Once the LP, as the staff call it, was complete,  I sat on a stool next to Zoe as the stretcher was angled downward.  This occurred so the chemotherapy that was injected into her spine could circulate around her brain, killing cells that could do damage to those areas.  Zoe  stayed this way for twenty minutes, as she had the previous time.  I gazed at her while  she slept and held her tiny, pale hand.  Despite the invasiveness, these procedures are saving her life.

Yesterday I was with Zoe when she laughed for the first time.  Actually it was akin to a chortle.  Very cute and very infectious as I laughed, too.  It is nice to imagine that the smiles and the laughs are the first of many of Zoe’s tender firsts.

I can’t wait to see all of them.

“You’ve Got to Have Faith”

I spent part of the morning getting Grizzly, our (now) huge pound puppy, up to date on his shots and his yearly checkup. I was reminded how often we seem to connect with people as a result of Zoe being in the hospital — it’s happened to both Michelle and I in the past few days with different circumstances, different people. It happened to me again this morning.

I was discussing Grizzly’s treatment and they were trying to encourage some treatments/medications that he really didn’t need or which we already had at home left over (ear cleaners and such), and I explained that we really didn’t want to spend money on things that weren’t absolutely necessary right now due to a child in the hospital. I left it at that.

After the Vet left, the Nurse, who Grizzly really liked and who seemed very nice, explained that she understood probably more than we could realize, but didn’t elaborate.

She continued on doing his billing run down and explaining his shots and medications, and at one point, sensing her continued interest, I explained that Zoe was 2 months old when she went in, is almost 3 months old now, and that it was likely to be a long term thing for her. She looked away, back to her computer screen in the examining room for a moment, then back to me with a much more serious look on her face. Until that point, she had been really sweet and upbeat, part of the job I’m sure, but that seemed to fade for a  moment.

She said, “You know, you have to have faith. It doesn’t have to be God, but it has to be something, you have to have faith.”

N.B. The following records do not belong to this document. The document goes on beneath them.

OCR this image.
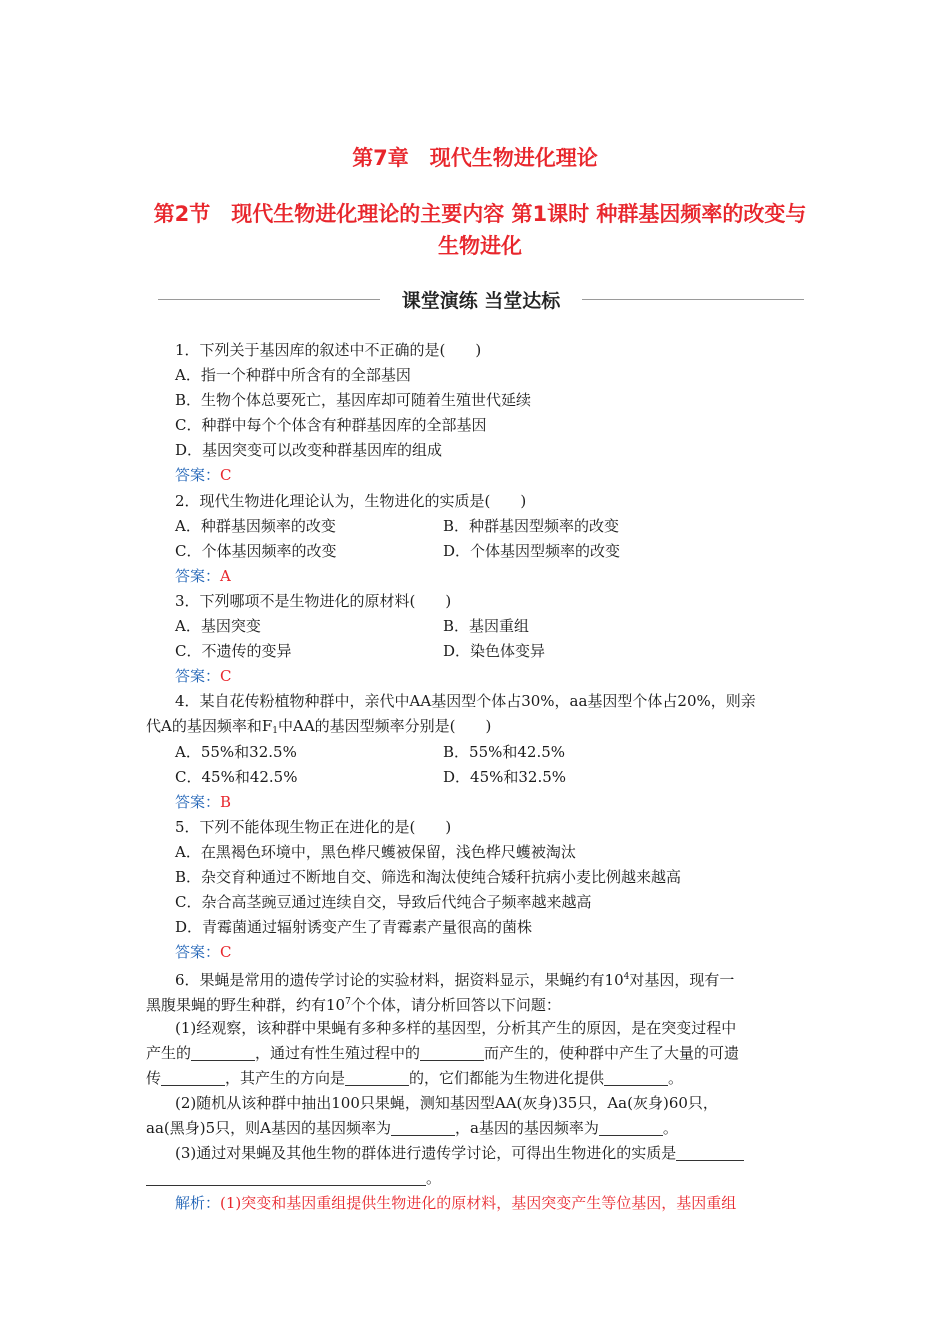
第7章　现代生物进化理论
第2节　现代生物进化理论的主要内容 第1课时 种群基因频率的改变与生物进化
课堂演练 当堂达标
1．下列关于基因库的叙述中不正确的是(　　)
A．指一个种群中所含有的全部基因
B．生物个体总要死亡，基因库却可随着生殖世代延续
C．种群中每个个体含有种群基因库的全部基因
D．基因突变可以改变种群基因库的组成
答案：C
2．现代生物进化理论认为，生物进化的实质是(　　)
A．种群基因频率的改变	B．种群基因型频率的改变
C．个体基因频率的改变	D．个体基因型频率的改变
答案：A
3．下列哪项不是生物进化的原材料(　　)
A．基因突变	B．基因重组
C．不遗传的变异	D．染色体变异
答案：C
4．某自花传粉植物种群中，亲代中AA基因型个体占30%，aa基因型个体占20%，则亲
代A的基因频率和$F_1$中AA的基因型频率分别是(　　)
A．55%和32.5%	B．55%和42.5%
C．45%和42.5%	D．45%和32.5%
答案：B
5．下列不能体现生物正在进化的是(　　)
A．在黑褐色环境中，黑色桦尺蠖被保留，浅色桦尺蠖被淘汰
B．杂交育种通过不断地自交、筛选和淘汰使纯合矮秆抗病小麦比例越来越高
C．杂合高茎豌豆通过连续自交，导致后代纯合子频率越来越高
D．青霉菌通过辐射诱变产生了青霉素产量很高的菌株
答案：C
6．果蝇是常用的遗传学讨论的实验材料，据资料显示，果蝇约有$10^4$对基因，现有一
黑腹果蝇的野生种群，约有$10^7$个个体，请分析回答以下问题：
(1)经观察，该种群中果蝇有多种多样的基因型，分析其产生的原因，是在突变过程中
产生的	，通过有性生殖过程中的	而产生的，使种群中产生了大量的可遗
传	，其产生的方向是	的，它们都能为生物进化提供	。
(2)随机从该种群中抽出100只果蝇，测知基因型AA(灰身)35只，Aa(灰身)60只，
aa(黑身)5只，则A基因的基因频率为	，a基因的基因频率为	。
(3)通过对果蝇及其他生物的群体进行遗传学讨论，可得出生物进化的实质是
。
解析：(1)突变和基因重组提供生物进化的原材料，基因突变产生等位基因，基因重组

I smiled at her and she continued, “When I was little, I had Grand Mal seizures, and the doctors told me I wouldn’t live past 16, if I even lived that long. I’m here today because my mom told me that I would live. I really believe that I wouldn’t be here today if my mother hadn’t had faith in me.”

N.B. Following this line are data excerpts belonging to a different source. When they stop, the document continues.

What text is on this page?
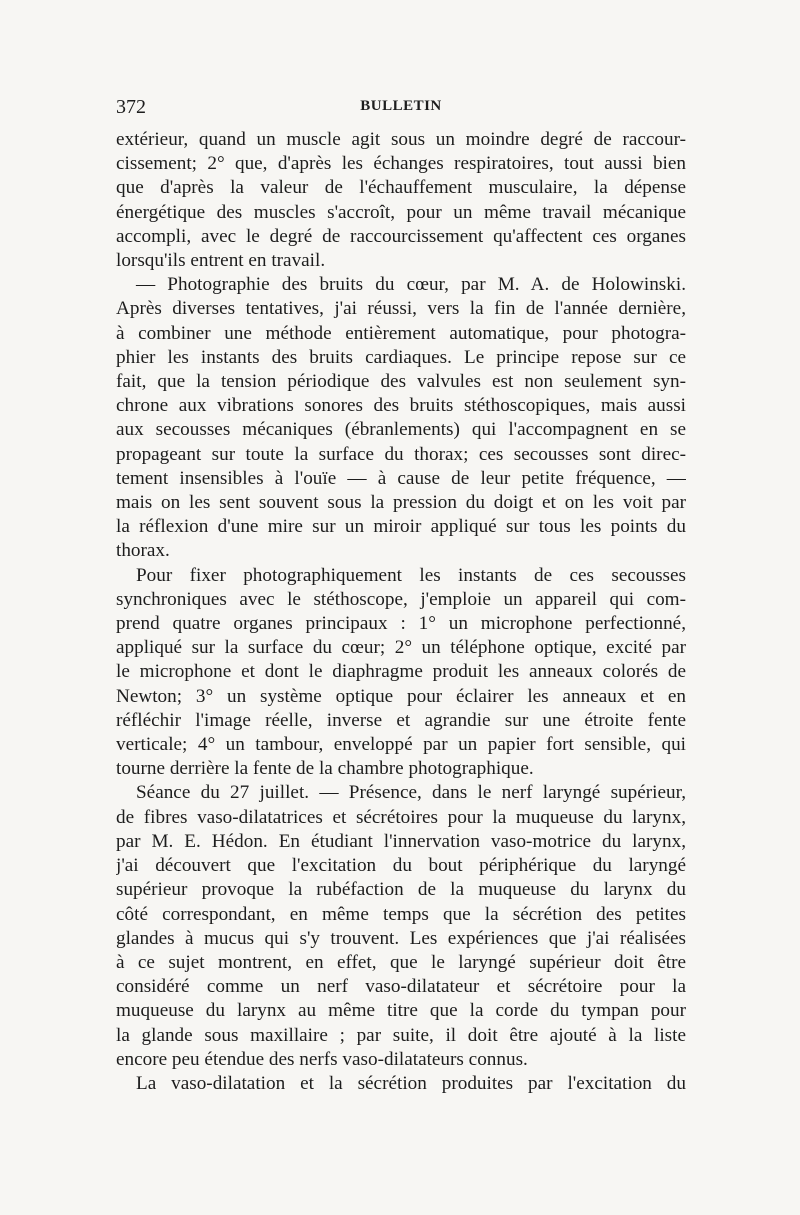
372	BULLETIN
extérieur, quand un muscle agit sous un moindre degré de raccour-
cissement; 2° que, d'après les échanges respiratoires, tout aussi bien
que d'après la valeur de l'échauffement musculaire, la dépense
énergétique des muscles s'accroît, pour un même travail mécanique
accompli, avec le degré de raccourcissement qu'affectent ces organes
lorsqu'ils entrent en travail.
— Photographie des bruits du cœur, par M. A. de Holowinski.
Après diverses tentatives, j'ai réussi, vers la fin de l'année dernière,
à combiner une méthode entièrement automatique, pour photogra-
phier les instants des bruits cardiaques. Le principe repose sur ce
fait, que la tension périodique des valvules est non seulement syn-
chrone aux vibrations sonores des bruits stéthoscopiques, mais aussi
aux secousses mécaniques (ébranlements) qui l'accompagnent en se
propageant sur toute la surface du thorax; ces secousses sont direc-
tement insensibles à l'ouïe — à cause de leur petite fréquence, —
mais on les sent souvent sous la pression du doigt et on les voit par
la réflexion d'une mire sur un miroir appliqué sur tous les points du
thorax.
Pour fixer photographiquement les instants de ces secousses
synchroniques avec le stéthoscope, j'emploie un appareil qui com-
prend quatre organes principaux : 1° un microphone perfectionné,
appliqué sur la surface du cœur; 2° un téléphone optique, excité par
le microphone et dont le diaphragme produit les anneaux colorés de
Newton; 3° un système optique pour éclairer les anneaux et en
réfléchir l'image réelle, inverse et agrandie sur une étroite fente
verticale; 4° un tambour, enveloppé par un papier fort sensible, qui
tourne derrière la fente de la chambre photographique.
Séance du 27 juillet. — Présence, dans le nerf laryngé supérieur,
de fibres vaso-dilatatrices et sécrétoires pour la muqueuse du larynx,
par M. E. Hédon. En étudiant l'innervation vaso-motrice du larynx,
j'ai découvert que l'excitation du bout périphérique du laryngé
supérieur provoque la rubéfaction de la muqueuse du larynx du
côté correspondant, en même temps que la sécrétion des petites
glandes à mucus qui s'y trouvent. Les expériences que j'ai réalisées
à ce sujet montrent, en effet, que le laryngé supérieur doit être
considéré comme un nerf vaso-dilatateur et sécrétoire pour la
muqueuse du larynx au même titre que la corde du tympan pour
la glande sous maxillaire ; par suite, il doit être ajouté à la liste
encore peu étendue des nerfs vaso-dilatateurs connus.
La vaso-dilatation et la sécrétion produites par l'excitation du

I would guess she’s around 28 now.

There is a personal barrier that being really really sick, or having a sick child, seems to cut right through. People seem to stop putting up their brave face or their happy face or work face, drop their guard, and connect to each other much more quickly. It’s easy to spend a great deal of our day to day insulated from that harsh humanity and emotion that can come from these illnesses, but I’m increasingly realizing it’s those connections that are most valuable and real; I’m not sure why we work so hard to put them aside or conceal them.